What projects are you working on at the moment? I’m finishing revision for my second book in The Sound of the Stones trilogy.
What process did you go through to get your work published? Two years writing, and one year refining, querying/slogging through the list of agents and publishers to find a home for The Sound of the Stones.
What is the hardest part of writing for you? Can I say marketing? The writing part was far easier than the getting the work in front of the right audience. Competing against millions of other books is difficult to say the least.
What do you enjoy most about writing? Share your favorite work. Creating a new world when literally anything you can think of can happen. My favorite work is the trilogy I’m writing now.
What is the biggest thing people THINK they know about your subject/genre, that isn’t true? I don’t know if this is still as huge of a stigma as it used to be, but fantasy used to be deemed not real literature. But, some of the most brilliant works of literature are in fact fantasy works.
What is the most important thing that people DON’T know about your subject/genre, that they should? That just because you don’t like one fantasy book you’ve read doesn’t mean you wont like another. I can almost guarantee if you try enough fantasy books you will find one that changes your life.
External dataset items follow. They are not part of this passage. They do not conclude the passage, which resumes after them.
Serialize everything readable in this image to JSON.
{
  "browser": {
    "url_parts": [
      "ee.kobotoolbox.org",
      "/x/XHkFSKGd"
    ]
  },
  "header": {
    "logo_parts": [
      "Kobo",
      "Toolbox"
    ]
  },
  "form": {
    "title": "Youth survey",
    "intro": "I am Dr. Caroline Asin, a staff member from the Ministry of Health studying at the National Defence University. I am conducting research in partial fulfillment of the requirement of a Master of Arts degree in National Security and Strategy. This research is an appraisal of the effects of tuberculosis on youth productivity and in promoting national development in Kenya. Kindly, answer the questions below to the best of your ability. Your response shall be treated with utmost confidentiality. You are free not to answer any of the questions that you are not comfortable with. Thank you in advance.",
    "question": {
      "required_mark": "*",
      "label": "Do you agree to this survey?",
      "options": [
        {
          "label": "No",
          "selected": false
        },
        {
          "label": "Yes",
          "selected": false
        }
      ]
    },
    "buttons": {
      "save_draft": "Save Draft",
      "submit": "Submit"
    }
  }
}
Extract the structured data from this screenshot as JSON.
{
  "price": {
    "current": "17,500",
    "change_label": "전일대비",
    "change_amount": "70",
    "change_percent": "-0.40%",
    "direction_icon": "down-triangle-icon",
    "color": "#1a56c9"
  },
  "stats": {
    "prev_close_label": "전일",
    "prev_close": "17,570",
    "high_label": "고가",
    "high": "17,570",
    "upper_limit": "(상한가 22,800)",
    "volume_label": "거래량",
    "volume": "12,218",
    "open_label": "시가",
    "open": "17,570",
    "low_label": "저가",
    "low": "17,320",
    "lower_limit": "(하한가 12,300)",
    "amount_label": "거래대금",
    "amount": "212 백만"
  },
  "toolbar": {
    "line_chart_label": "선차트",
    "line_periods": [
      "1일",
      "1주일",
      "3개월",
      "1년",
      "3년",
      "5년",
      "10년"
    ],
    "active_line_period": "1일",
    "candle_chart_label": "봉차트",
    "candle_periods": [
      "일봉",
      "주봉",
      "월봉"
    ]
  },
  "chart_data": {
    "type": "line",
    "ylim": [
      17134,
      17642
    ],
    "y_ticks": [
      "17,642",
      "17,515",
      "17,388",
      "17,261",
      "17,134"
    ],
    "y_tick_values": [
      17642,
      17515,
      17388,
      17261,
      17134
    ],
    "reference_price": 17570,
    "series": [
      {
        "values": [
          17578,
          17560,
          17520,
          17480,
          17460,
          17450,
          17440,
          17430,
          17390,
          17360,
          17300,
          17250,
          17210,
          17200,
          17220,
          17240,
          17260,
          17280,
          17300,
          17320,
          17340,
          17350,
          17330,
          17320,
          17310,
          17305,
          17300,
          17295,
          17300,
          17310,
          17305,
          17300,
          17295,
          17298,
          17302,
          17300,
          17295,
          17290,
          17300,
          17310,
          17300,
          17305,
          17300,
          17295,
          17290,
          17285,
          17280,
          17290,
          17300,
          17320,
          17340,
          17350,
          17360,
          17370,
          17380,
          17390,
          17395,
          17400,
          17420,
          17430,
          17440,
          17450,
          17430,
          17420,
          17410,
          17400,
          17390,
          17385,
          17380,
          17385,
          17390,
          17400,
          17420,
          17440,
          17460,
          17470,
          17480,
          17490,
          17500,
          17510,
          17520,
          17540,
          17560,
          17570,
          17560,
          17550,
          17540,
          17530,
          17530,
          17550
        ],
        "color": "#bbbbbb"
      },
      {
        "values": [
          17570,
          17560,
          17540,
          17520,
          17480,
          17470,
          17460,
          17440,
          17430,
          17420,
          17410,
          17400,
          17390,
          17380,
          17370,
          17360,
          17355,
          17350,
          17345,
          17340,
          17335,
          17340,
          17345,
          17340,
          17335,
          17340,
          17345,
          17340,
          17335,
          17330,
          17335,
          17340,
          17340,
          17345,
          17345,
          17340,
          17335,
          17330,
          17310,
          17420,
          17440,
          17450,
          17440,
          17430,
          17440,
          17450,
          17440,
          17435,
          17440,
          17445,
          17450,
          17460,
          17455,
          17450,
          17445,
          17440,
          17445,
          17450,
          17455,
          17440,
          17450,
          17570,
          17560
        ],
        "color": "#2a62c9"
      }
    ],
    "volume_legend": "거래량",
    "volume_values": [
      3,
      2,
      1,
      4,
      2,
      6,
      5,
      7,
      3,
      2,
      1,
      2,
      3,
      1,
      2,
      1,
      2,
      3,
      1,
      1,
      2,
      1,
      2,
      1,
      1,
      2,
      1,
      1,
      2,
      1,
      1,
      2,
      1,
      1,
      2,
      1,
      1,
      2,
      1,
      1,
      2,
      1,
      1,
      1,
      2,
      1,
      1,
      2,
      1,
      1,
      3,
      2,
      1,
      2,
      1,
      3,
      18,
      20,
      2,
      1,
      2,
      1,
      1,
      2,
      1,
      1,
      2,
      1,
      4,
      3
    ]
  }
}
For those interested in exploring the subject/theme of your work, where should they start? Is it wrong to say by reading my book? Yes? Well, in that case start by watching long documentaries on theoretical physics particularly ones about string and M theory, research mineral compounds, and crystal properties. Never mind, just read my book. That would be more fun.
What are some ways in which you promote your writing? I trade blog hosting with fellow writers, take out an occasional Facebook ad, do Goodreads giveaways, attend local arts events, and a myriad of other things. Do you find that these add or detract from your writing time? It takes away from writing time by leaps and bounds. If I didn’t need to promote to be seen I wouldn’t do it. But alas, promotion comes with the territory.
Who are some of your favorite authors? What impact have they had on your writing? Patrick Rothfuss and Diana Gabaldon are my two favorite writers. They paint such beautiful pictures with words. They both have very intricate character development. That alone has shaped my desire to deliver a very thorough story with rich character development.
What makes your writing stand out from the crowd? Two things come to mind. I write YA but do it from a third person perspective. That’s somewhat of a novelty in YA fiction. Also, I don’t use old world or medieval speak even though parts of my story are set in the distant past.
What are you currently reading? I’m reading Anabel Unraveled by Amanda Romine Lynch, and rereading A Wise Mans Fear by Patrick Rothfuss.
What do you think is the future of reading/writing? I try not to forecast what may be. The truth is I don’t have a clue. I would encourage writers to write what they themselves would want to read. And I would encourage readers to read what they love and ignore those who would shame them for their choices.
Thank you for answering our questions.